Barbarians have a rage ability, that grants them a temporary bonus to their strength (which gives them bonuses to hit and to damage) and to their constitution (which increases their hit points, allowing them to take more damage before dying). The rage lasts for a number of rounds based off their constitution, after which they’re left weakened and exhausted.
In this comic, Burlew is overstating the advantages of raging for dramatic purposes. It generally wouldn’t allow a barbarian to suddenly dominate a superior opponent so thoroughly.
Thanks for the explanation!
So all we need to save Roy (assuming he’s still alive) is to distract Thog for a few rounds until his rage-fest wears off? Anybody got a puppy?
Another point about rage is that, unlike some other ways of gaining extra hit points, the damage still counts when the extra hit points wear off. That is to say, if you do enough damage to kill a non-raging barbarian, but he’s raging, he’ll still die eventually when his rage wears off, if he hasn’t been healed before then. Death is just delayed, not prevented. So, in game terms, we could get a situation where Thog kills Roy and is still going strong, but then calms down and he collapses from his wounds, too. In game terms, at least-- I don’t think that’s going to happen here, both because I don’t think it would really fit the story, and because it doesn’t look like Roy has managed to do significant damage to Thog.

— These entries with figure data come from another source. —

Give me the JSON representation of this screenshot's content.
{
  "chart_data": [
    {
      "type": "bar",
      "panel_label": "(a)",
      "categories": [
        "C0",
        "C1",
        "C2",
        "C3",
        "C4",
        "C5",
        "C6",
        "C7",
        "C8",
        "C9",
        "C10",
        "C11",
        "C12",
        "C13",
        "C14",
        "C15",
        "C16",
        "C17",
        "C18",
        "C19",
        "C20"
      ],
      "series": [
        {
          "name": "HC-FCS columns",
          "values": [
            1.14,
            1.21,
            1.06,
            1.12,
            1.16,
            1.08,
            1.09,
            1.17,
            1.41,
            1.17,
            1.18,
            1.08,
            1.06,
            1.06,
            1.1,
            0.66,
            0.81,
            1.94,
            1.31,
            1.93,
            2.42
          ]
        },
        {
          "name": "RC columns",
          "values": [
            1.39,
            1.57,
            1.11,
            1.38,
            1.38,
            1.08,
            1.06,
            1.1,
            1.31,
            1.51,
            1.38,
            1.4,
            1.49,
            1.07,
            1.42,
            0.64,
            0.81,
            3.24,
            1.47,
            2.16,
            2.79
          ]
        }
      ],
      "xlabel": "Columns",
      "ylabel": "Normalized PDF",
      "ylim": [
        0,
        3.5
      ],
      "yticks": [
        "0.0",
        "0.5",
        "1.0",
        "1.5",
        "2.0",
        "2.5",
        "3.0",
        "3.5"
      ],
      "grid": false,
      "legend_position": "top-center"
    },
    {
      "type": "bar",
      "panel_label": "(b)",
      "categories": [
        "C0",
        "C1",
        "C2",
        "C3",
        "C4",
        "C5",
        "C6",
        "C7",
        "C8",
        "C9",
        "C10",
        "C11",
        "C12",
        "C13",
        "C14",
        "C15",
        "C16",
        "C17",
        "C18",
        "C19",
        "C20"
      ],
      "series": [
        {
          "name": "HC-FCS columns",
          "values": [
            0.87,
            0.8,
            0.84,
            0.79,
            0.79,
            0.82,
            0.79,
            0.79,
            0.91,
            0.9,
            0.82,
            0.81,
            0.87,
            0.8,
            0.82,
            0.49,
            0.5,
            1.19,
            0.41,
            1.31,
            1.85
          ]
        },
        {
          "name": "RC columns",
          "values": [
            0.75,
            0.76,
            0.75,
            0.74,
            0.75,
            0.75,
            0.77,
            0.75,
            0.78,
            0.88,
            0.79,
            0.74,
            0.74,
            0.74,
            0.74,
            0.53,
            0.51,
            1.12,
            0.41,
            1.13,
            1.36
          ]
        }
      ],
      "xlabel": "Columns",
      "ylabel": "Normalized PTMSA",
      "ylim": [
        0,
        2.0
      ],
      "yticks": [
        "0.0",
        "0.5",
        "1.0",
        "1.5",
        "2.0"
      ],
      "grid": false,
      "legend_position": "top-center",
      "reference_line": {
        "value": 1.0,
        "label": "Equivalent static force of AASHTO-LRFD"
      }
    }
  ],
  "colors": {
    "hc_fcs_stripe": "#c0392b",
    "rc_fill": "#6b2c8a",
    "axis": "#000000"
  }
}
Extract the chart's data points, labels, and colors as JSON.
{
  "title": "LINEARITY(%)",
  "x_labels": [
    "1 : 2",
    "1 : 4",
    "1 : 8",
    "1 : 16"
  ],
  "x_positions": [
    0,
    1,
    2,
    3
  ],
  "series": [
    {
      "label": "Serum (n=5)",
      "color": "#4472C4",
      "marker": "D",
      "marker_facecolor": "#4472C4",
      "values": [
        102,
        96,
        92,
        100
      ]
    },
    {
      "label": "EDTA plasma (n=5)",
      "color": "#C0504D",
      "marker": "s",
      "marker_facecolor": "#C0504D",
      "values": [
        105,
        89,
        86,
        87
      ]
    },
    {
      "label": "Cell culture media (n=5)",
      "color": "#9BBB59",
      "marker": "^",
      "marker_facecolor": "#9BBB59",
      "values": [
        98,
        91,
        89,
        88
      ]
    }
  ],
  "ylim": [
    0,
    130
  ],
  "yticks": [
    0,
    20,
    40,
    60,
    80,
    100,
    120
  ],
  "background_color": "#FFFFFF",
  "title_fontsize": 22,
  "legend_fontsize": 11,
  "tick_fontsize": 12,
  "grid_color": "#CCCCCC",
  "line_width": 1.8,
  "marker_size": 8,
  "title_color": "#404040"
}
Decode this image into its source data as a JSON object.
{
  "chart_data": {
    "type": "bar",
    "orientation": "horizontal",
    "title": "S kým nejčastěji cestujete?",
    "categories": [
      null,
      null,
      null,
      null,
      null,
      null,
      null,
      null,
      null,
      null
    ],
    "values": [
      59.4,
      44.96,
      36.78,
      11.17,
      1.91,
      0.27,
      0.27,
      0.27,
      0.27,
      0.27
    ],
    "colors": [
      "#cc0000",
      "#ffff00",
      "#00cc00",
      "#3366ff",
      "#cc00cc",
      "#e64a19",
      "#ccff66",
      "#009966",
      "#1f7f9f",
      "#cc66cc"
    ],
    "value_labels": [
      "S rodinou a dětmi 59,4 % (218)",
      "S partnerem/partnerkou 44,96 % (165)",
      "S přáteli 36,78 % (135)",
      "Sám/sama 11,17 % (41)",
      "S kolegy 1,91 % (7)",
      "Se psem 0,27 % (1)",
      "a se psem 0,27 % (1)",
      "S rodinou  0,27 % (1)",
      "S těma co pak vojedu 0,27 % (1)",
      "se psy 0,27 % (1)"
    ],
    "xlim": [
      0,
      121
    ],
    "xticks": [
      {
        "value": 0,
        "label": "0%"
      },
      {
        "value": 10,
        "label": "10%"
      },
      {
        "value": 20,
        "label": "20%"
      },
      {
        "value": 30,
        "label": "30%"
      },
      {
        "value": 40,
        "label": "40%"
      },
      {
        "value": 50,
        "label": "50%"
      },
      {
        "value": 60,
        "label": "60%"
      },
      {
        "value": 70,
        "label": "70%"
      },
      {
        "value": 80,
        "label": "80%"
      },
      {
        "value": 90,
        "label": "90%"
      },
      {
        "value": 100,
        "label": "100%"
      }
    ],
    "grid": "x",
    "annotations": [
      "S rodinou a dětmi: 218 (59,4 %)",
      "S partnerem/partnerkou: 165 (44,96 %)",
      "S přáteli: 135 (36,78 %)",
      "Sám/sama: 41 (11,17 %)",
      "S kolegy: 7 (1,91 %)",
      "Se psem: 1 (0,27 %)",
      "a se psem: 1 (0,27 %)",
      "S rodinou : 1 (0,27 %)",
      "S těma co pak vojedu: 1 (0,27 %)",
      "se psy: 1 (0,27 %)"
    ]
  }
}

As was mentioned on the OOTS forums, it’s questionable if Roy is a superior opponent. He’s been dead for quite a while, while Thog has been gaining experience. And Roy doesn’t have his sword anymore.
On the other hand, he was kicking Thog’s ass seven ways to Sunday before Thog hulked out on him.
I think it was more likely a joke. That guy probably didn’t realize when he put on that shirt he literally was going to be a Thog fan for the rest of his life.
Is it just me, or does it look like Thog is returning to his usual colour in the last panel?
Look closely at some of the other panels; that’s just what it looks like when the dust obscures part of his skin.
Isn’t this a call-back to Roy’s “You broke my sword!”?
Isn’t there also a Barbarian prestige class that turns the relatively meh regular rage into something altogether nastier ? ISTR something like that from NWN2. Raging Berserker, something like that ? Huge whopping STR buff when frenzied, can keep fighting even when your hitpoints are below 0, turns power attack to 11 ? Typically the kind of thing Thog would take.
Besides, don’t Barbs get damage resistance at high levels ? 'cause without his sword, Roy is only doing 1d3+STR nonlethal with his piddly punches.
So does Thog I suppose, but then Thog has a much higher +STR (natural +2, at least +6 from raging - and that’s assuming both started out with the same 18 base, which is questionable since Roy didn’t use Int as a dump stat). And a large STR difference also translates to better grappling !
Frenzied Berzerker. I don’t think Thog’s one of those, if only because one of the defining features of the class is that your frenzy makes you prone to attacking your allies if you run out of enemies (prompting the invention of a variety of ways to neutralise your own barbarian), which is exactly the sort of thing that would have had a joke or two in the comic.
“Frenzied Berserker” I think? At least that’s what people on other forums have mentioned as a possibility.
EDIT: Ninjaed! Also, someone on the OOTS forums mentioned a feat called Reckless Rage as well.
As several people have noted, this is clearly a callback to 114. Roy is not a barbarian so presumably whatever Thog is doing is not a barbarian-exclusive feat.
It’s been a long time since we’ve seen Thog in the presence of his allies-- He could have picked it up since then.
And what Roy did, anyone pissed-off could do. That didn’t have any in-game effects, or at most something like a +1 morale bonus. Thog, though, is enjoying significant bonuses from his rage. It’s not a barbarian-exclusive feat or something he had to choose to take: It’s something all barbarians get automatically, and pretty much the defining ability of the class.